I've heard four arguments against merging AA.

Argument 1. SELinux does it better than AA.  (Or: SELinux dominates AA.
Or: SELinux can do everything that AA can.)

Argument 2. Object labeling (or: information flow control) is more secure
than pathname-based access control.

Argument 3. AA isn't complete until it mediates network and IPC.

Argument 4. AA doesn't have buy-in from VFS maintainers.

Let me comment on these one-by-one.

1. I think this is a bogus argument for rejecting AA.  As I remember it,
the whole point of LSM was to allow merging multiple solutions and let
them compete for users on their merit, not to force the Linux maintainers
to figure out which is the best solution.  Let a million flowers bloom.

2. This is argument #1 in a different guise and I find it about as weak.
Pathname-based access control has strengths and weaknesses.  I think
users and Linux distributions are in a better position to evaluate those
tradeoffs than L-K.  Competition is good.

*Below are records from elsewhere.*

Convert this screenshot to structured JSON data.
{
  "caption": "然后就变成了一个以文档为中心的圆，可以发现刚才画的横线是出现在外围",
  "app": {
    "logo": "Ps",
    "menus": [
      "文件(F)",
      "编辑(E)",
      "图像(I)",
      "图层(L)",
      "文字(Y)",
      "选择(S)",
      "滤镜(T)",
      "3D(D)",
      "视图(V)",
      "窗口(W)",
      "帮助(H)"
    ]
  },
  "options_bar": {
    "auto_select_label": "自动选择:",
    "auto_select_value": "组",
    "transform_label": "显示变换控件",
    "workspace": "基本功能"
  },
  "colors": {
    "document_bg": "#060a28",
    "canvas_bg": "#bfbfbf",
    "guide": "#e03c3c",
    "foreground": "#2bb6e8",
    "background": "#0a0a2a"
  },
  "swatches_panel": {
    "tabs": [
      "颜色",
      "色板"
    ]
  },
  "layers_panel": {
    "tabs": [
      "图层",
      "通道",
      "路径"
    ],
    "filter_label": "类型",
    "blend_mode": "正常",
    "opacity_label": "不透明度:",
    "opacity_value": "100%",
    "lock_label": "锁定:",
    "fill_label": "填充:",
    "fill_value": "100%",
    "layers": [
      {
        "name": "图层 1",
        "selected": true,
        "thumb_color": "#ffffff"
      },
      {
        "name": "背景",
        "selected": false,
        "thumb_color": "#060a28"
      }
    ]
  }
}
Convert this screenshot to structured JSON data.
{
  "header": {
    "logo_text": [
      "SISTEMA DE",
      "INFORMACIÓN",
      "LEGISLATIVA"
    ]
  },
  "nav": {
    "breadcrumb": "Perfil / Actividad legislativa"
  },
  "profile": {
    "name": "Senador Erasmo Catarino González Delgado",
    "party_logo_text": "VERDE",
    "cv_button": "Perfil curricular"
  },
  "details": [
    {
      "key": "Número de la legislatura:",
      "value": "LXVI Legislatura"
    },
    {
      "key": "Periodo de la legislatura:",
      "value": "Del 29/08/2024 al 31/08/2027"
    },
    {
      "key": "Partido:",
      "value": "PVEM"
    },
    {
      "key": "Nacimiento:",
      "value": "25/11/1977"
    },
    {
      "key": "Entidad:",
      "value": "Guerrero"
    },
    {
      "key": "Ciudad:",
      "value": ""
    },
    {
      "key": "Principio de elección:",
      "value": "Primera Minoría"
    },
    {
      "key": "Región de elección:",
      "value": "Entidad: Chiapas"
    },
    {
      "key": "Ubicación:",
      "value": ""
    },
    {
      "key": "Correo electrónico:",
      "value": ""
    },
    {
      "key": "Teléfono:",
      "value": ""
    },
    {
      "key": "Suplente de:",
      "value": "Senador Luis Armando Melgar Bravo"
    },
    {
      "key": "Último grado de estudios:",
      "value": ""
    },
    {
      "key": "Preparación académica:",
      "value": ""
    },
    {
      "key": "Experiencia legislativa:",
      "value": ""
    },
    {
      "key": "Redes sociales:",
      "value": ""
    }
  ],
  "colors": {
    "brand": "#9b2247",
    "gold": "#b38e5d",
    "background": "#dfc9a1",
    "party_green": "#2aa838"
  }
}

3. This one I agree with.  If you want to sandbox network daemons that
you're concerned might get hacked, then you really want your sandbox to
mediate everything.  Right now the security provided by AA (if that's
what you are using it for) will be limited by its incomplete mediation,
since a knowledgeable motivated attacker who hacks your daemon may be
able to use network or IPC to break out of the sandbox, depending upon
the network and host configuration.  Filesystem mediation alone might be
better than nothing, I suppose, if you're worried about script kiddies,
but it's certainly not a basis for strong security claims.  The state of
the art in sandboxing obviously requires complete mediation, and we've
known that for a decade.

That said, I see filesystem mediation as the hard part.  It's the hardest
part to implement and get right.  It's the hardest part to configure
and the hardest part when it comes to designing usable policy languages.
And I suspect it's the hardest part to get merged into the Linux kernel.
And it often makes sense to start with the hard part.  If AA's approach
to mediating the filesystem is acceptable, I think AA is 2/3rds of the way
to a tool that could be very useful for providing strong security claims.

There's a policy decision here: Do maintainers refuse to merge AA until
it provides complete mediation?  That's a policy matter that's up to the
maintainers.  I have no opinion on it.  However if that is the reason
for rejecting AA it seems like it might be appropriate to come to some
decision now about whether AA's approach to filesystem mediation is
acceptable to Linux developers.  I don't think it would be reasonable
to tell AA developers to go spend a few months developing network and
IPC mediation and then after they do that, to reject the whole thing on
the basis that the approach to filesystem mediation is unacceptable.
That won't encourage development of new and innovative approaches to
security, which doesn't seem like a good thing to me.

4. Way over my head.  I'm not qualified to comment on this aspect.
I suspect this is the argument that ought to be getting the most serious
and thorough discussion, not the irrelevant SELinux-vs-AA faceoff.